The label dictionary lets you tune the labels Lingo3G chooses to describe clusters. Using the label dictionary, you can prevent Lingo3G from selecting certain words or phrases, such as domain-common phrases and abusive language. You can also boost other labels, such as brand names.

Lingo3G reads the label dictionary from a JSON file named language.labels.json, where language is the language name. The label dictionary must be an array of objects with the following structure:

[
  // zero or more includes.
  {
    "include": "relative-path-to-include.json",
    "required": true
  },

  // zero or more weighted matcher entries.
  {
    "comment": "Optional comment.",
    "weight": 0,

    // One or more label matchers
    "exact": [],
    "glob": [],
    "regexp": []
  }
]

The structure of a Lingo3G label dictionary.

Each object in the array must be of one of the following types:

include

Includes all entries from another label dictionary into this dictionary. You can use includes to split a large label dictionary into smaller ones or extract a common part of a set of label dictionaries.

{ "include": "name.json", "required": true }
include

(required) Path to the label dictionary to include, relative to the location of this dictionary.

required

If true and the file to include does not exist, Lingo3G will trigger an error.

If false, Lingo3G will ignore a non-existing include file.

weighted rules

Defines one or more label matchers and their associated label weight.

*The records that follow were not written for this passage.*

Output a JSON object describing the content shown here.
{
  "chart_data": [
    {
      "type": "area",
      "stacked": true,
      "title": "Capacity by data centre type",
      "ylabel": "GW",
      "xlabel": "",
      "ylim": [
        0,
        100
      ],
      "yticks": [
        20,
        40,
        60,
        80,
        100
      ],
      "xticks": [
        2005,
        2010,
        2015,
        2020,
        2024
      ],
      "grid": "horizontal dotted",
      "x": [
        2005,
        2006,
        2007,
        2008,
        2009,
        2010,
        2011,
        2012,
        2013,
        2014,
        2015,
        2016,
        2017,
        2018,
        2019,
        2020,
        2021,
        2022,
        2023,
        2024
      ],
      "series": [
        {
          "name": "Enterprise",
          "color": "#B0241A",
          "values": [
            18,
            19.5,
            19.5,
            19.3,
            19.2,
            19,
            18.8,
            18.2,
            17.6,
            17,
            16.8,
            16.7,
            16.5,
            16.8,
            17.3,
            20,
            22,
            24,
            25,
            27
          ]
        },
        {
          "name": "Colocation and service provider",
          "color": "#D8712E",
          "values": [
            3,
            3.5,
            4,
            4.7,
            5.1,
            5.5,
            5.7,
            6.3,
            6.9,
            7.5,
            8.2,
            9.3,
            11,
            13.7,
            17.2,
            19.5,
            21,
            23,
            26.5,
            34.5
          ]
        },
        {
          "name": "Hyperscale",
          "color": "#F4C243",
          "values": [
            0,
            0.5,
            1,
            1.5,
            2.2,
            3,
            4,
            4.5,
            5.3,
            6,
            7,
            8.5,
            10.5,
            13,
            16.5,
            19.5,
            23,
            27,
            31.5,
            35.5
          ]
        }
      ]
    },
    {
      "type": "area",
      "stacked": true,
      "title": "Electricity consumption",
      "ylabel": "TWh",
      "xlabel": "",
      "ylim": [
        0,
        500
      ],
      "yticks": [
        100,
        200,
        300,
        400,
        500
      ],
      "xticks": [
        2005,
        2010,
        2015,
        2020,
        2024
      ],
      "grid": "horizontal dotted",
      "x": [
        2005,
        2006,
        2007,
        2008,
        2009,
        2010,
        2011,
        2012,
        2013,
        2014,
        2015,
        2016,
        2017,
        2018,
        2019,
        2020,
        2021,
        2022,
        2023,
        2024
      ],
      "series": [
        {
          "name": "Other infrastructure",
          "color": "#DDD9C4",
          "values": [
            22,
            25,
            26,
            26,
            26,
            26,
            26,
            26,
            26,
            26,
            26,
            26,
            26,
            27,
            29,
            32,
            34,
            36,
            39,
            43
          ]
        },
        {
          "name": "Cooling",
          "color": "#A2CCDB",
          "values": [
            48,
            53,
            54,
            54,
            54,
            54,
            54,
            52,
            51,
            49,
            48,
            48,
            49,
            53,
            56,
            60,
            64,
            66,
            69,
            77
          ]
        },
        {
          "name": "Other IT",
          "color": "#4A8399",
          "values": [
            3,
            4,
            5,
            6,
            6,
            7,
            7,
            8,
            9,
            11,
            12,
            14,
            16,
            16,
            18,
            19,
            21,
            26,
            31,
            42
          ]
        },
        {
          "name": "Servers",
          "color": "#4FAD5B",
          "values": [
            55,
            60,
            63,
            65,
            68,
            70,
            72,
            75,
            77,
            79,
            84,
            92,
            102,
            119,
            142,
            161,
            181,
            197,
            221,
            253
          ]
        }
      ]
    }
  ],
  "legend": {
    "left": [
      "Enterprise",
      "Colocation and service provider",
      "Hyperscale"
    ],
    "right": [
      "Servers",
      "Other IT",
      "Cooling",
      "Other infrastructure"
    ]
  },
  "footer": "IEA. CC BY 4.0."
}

If a label matches any rule in any matcher, Lingo3G applies the weight to the label.

{
  "comment": "Comment",
  "weight": 0,

  "exact": [],
  "glob": [],
  "regexp": []
}
weight

The weight to apply to the matching labels.

A weight of 0 excludes the labels from processing – Lingo3G will not use the labels to describe clusters. Weights between 0 and 1 decrease the chances that the corresponding labels appear in clusters. Values larger than 1 increase the likelihood that Lingo3G selects the labels to describe a cluster.

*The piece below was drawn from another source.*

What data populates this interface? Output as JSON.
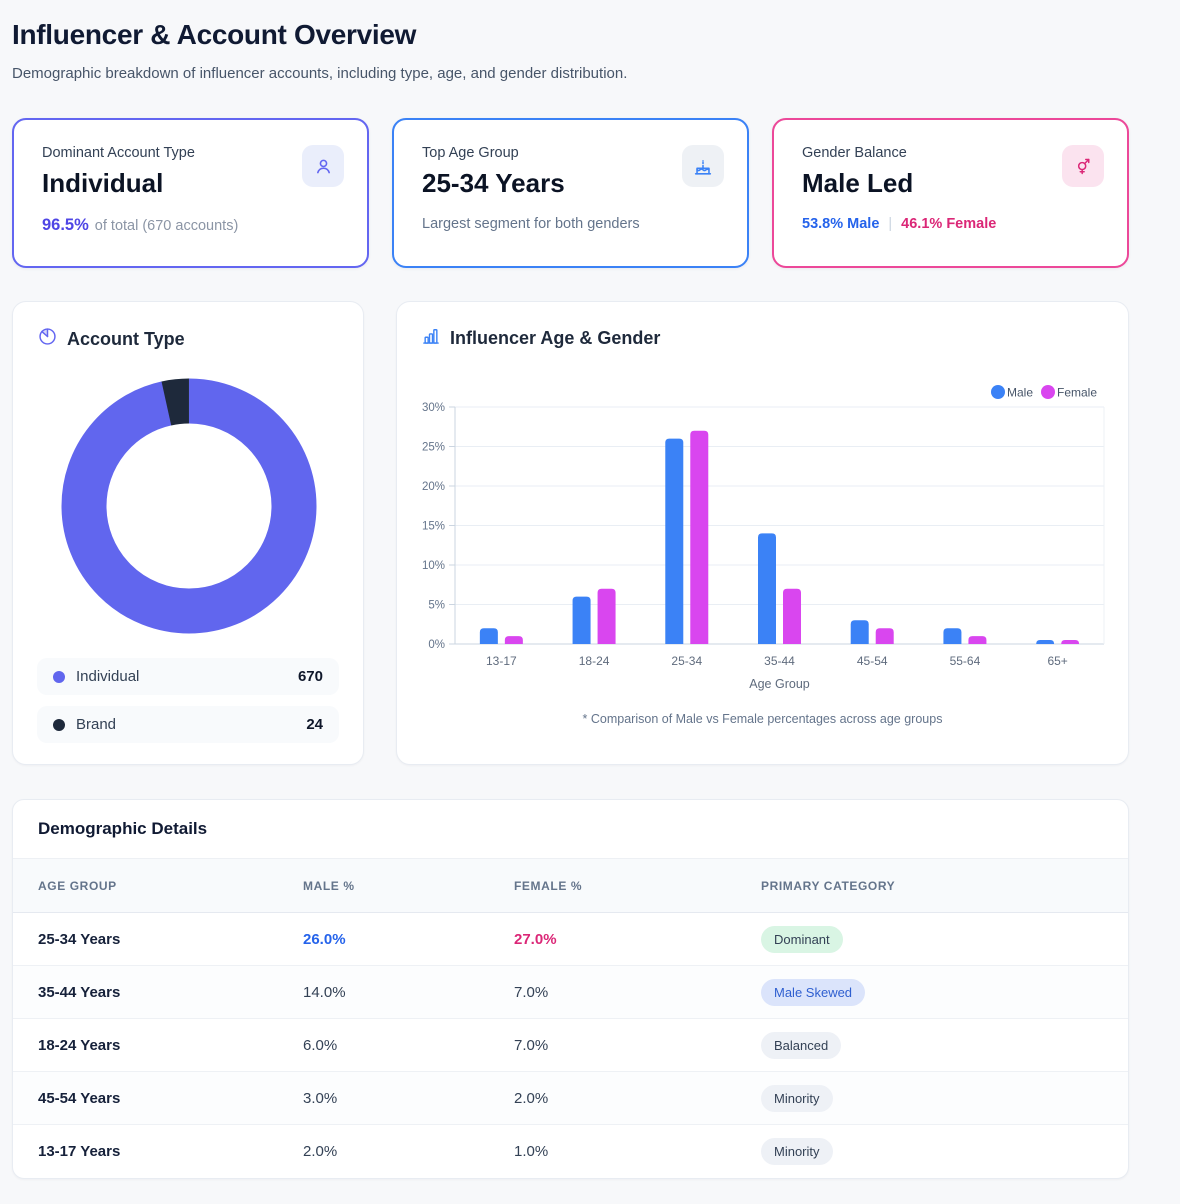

If you don't specify the weight, Lingo3G assumes the weight of 0 and removes all the matching labels from processing.

glob, exact, regexp

Label matchers that determine to which labels to apply the weight. You can use any combination of the available matcher types.

comment

An optional comment for this dictionary section.

If a label matches multiple rules with different weights, Lingo3G applies the lowest weight. For example, if a specific label matches two rule set with weight 0 and 2.5, Lingo3G uses the zero weight and removes the label from processing.

A real-world label dictionary can look like this:

[
  { "include": "common-legal-jargon.json", "required": true },
  {
    "comment": "Remove common expressions.",
    "weight": 0,
    "exact": [
      "main page"
    ],
    "glob": [
      "* home page *",
      "{fnc}", "+ {fnc}", "{fnc} +",
      "* banned *"
    ],
    "regexp": [
      "\\d{1,2}(am|pm)"
    ]
  },
  {
    "comment": "Boost product names.",
    "weight": 2,
    "exact": [
      "Lingo3G", "Lingo4G"
    ],
    "glob": [
      "* text clustering *"
    ]
  }
]

Example label dictionary.

With the above dictionary, Lingo3G removes from processing the following labels: main page, Welcome to the home page, for clustering, 5pm and promotes the following labels in the clusters: Lingo3G, Lingo4G, text clustering tools.

See the label matchers section for more examples of label matching.